In most cases, bad breath in the mouth can be traced to sulfur gases produced by bacteria in the
mouth. Factors that support the growth of these bacteria will predispose a person to halitosis. Examples include accumulation
of food within pockets around the teeth, among the bumps at the back of the tongue, or in small pockets in the tonsils; sloughed
cells from the mouth; and diminished saliva flow. Mucus in the throat or sinuses can also serve as a breeding ground for bacteria.
Conditions are most favorable for odor production during the night and between meals.
Although bad breath primarily
represents a source of embarrassment or annoyance, research has shown that the sulfur gases most responsible for halitosis
(hydrogen sulfide and methyl mercaptan) are also potentially damaging to the tissues in the mouth, and can lead to periodontitis
(inflammation of the gums and ligaments supporting the teeth).
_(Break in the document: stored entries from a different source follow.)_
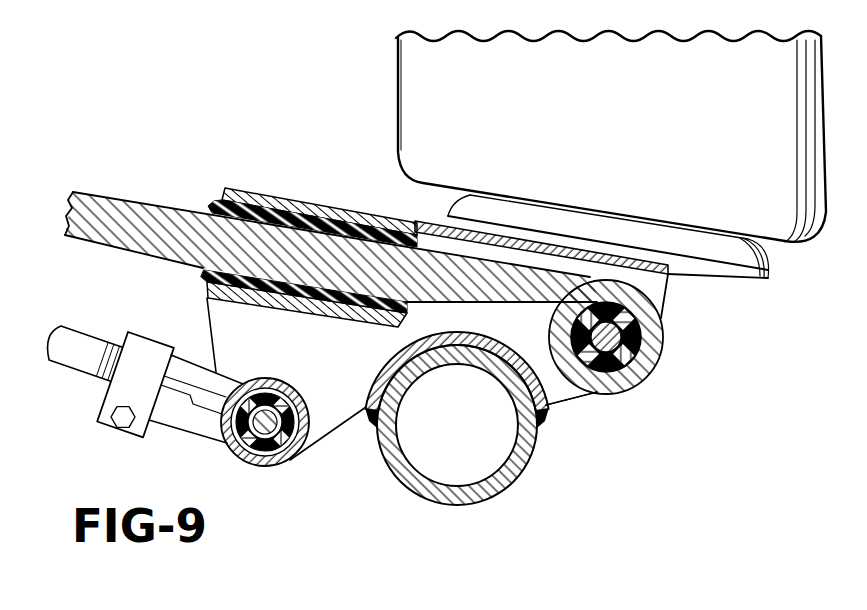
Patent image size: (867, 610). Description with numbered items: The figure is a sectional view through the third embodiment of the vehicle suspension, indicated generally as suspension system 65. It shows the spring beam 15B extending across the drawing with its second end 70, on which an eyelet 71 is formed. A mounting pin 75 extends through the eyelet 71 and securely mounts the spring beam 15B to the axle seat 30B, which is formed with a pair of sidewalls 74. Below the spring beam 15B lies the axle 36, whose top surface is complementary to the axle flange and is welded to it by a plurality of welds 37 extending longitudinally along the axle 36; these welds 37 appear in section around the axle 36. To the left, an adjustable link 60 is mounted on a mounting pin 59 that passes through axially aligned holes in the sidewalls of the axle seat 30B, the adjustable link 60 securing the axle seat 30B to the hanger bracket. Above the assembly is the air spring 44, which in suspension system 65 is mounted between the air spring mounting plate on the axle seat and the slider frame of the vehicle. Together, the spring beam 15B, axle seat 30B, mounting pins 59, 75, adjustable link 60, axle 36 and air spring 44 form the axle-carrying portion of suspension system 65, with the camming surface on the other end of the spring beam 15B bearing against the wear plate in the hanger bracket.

The air spring 44 is at (408, 85).
The spring beam 15B is at (153, 206).
The adjustable link 60 is at (73, 358).
The mounting pin 59 is at (271, 427).
The sidewalls 74 is at (336, 408).
The axle 36 is at (483, 494).
The welds 37 is at (543, 422).
The mounting pin 75 is at (614, 345).
The second end 70 is at (655, 381).
The eyelet 71 is at (611, 389).
The axle seat 30B is at (571, 414).
The suspension system 65 is at (601, 498).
As periodontal disease progresses, so may the halitosis, as
bacteria accumulate in the pockets that form next to the teeth.
Improved oral hygiene and and treatment of underlying infections
may be effective in some cases. Mouthwashes might help to control oral bacteria. Persistent halitosis requires professional
dental care.
Home oral hygiene is probably the most effective way to reduce accumulations of debris and bacteria that lead
to halitosis. This includes regular tooth brushing and flossing, and/or the use of mechanical irrigators to remove accumulations
of food after eating. Brushing the tongue or using a commercial tongue scraper, especially over the bumpiest region of the
tongue, may help remove the odor-causing agents as well as lower the overall bacteria count in the mouth.
Because
of the role of gum disease in halitosis, regular dental care is recommended to prevent or treat gum disease. Treatment for
a person with periodontal pockets might include scaling of the teeth to remove tartar.
A reduced saliva flow increases
the concentration of bacteria in the mouth and worsens bad breath. One of the most common causes of dry mouth is medication,
such as antihistamines, some antidepressants, and diuretics; however, chronic mouth breathing, radiation therapy, dehydration,
and various diseases can also contribute. Measures that help increase saliva production (e.g., chewing sugarless gum and drinking
adequate water) may improve halitosis associated with poor saliva flow. Avoiding alcohol (ironically found in many commercial
mouthwashes) may also help, because alcohol is drying to the mouth.
Access by oral bacteria to sulfur-containing
amino acids will enhance the production of sulfur gases that are responsible for bad breath. This effect was demonstrated
in a study in which concentrations of these sulfur gases in the mouth were increased after subjects used a mouth rinse containing
the amino acid cysteine. Cleaning the mouth after eating sulfur-rich foods, such as dairy, fish, and meat, may help remove
the food sources for these bacteria.